Geological Factors in Rapid Excavation
Prepared by the Case Histories Committee for the Engineering Geology Division of the Geological Society of America, these histories are intended as reference material for the practicing geologist and for the college student. This volume, the ninth in the series, contains the following papers: Rapid excavation and the role of engineering geology; The engineering geologist’s role in hard rock tunnel machine selection; Some geological structural influences in quarrying limestone and dolomite; Geologic factors in rapid excavation with nuclear explosives; Theory of spacing of extension fracture; Experimental investigation of sliding friction in multilithologic specimens; Total systems approach to rapid excavation and its geological requirements; and more.

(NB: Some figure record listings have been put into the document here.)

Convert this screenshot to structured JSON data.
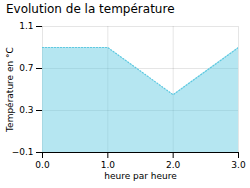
{
  "chart_data": {
    "type": "area",
    "title": "Evolution de la température",
    "xlabel": "heure par heure",
    "ylabel": "Température en °C",
    "x": [
      0,
      1,
      2,
      3
    ],
    "values": [
      0.9,
      0.9,
      0.45,
      0.9
    ],
    "xlim": [
      0,
      3
    ],
    "ylim": [
      -0.1,
      1.1
    ],
    "xticks": [
      0,
      1,
      2,
      3
    ],
    "yticks": [
      -0.1,
      0.3,
      0.7,
      1.1
    ],
    "color": "#5bc8e0",
    "line_style": "dotted",
    "grid": true
  }
}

Experimental Investigation of Sliding Friction in Multilithologic Specimens
-
Published:January 01, 1972
Abstract
To evaluate the properties of rock masses, particularly the influence of friction across surfaces of mechanical discontinuity, sliding friction studies of triaxial compression have been made of all combinations of Tennessee Sandstone, Solenhofen Limestone, and Blair Dolomite. Right-circular cylinders, each with a polished saw-cut at 45° to the load axis, were deformed at confining pressures to 1.4 kb at room temperature, and at a constant rate of shortening of 10–4/sec.
For intact samples, dolomite has the highest ultimate strength and limestone the lowest, while for precut monolithologic samples, limestone has the highest and dolomite the lowest. Where sliding takes place by brittle behavior along the surface, the coefficient of sliding friction, μ, is 0.5 to 0.6 and is independent of confining pressure. Where ductile behavior accompanies sliding, μ decreases with increasing confining pressure and has a mean value of about 0.7. In dilithologic specimens, μ lies between those of the corresponding monolithologic samples. The rock with the more ductile behavior along the sliding surface controls the behavior of the composite specimen. For brittle sliding, μ is maximum after 0.1 to 0.2 cm of sliding at 350 bars confining pressure; for ductile sliding, μ reaches a maximum at 0.05 cm of displacement. This suggests that ductile behavior along the sliding surface increases the area of contact. Optical and scanning electron microscopy support this conclusion. At all pressures investigated, monolithologic dolomite shortened by stable sliding, sandstone by stable sliding followed by stick-slip, and limestone by stable sliding and faulting. Dilithologic specimens showed stable sliding in all cases except for dolomite-sandstone at 350 bars where stick-slip followed stable sliding.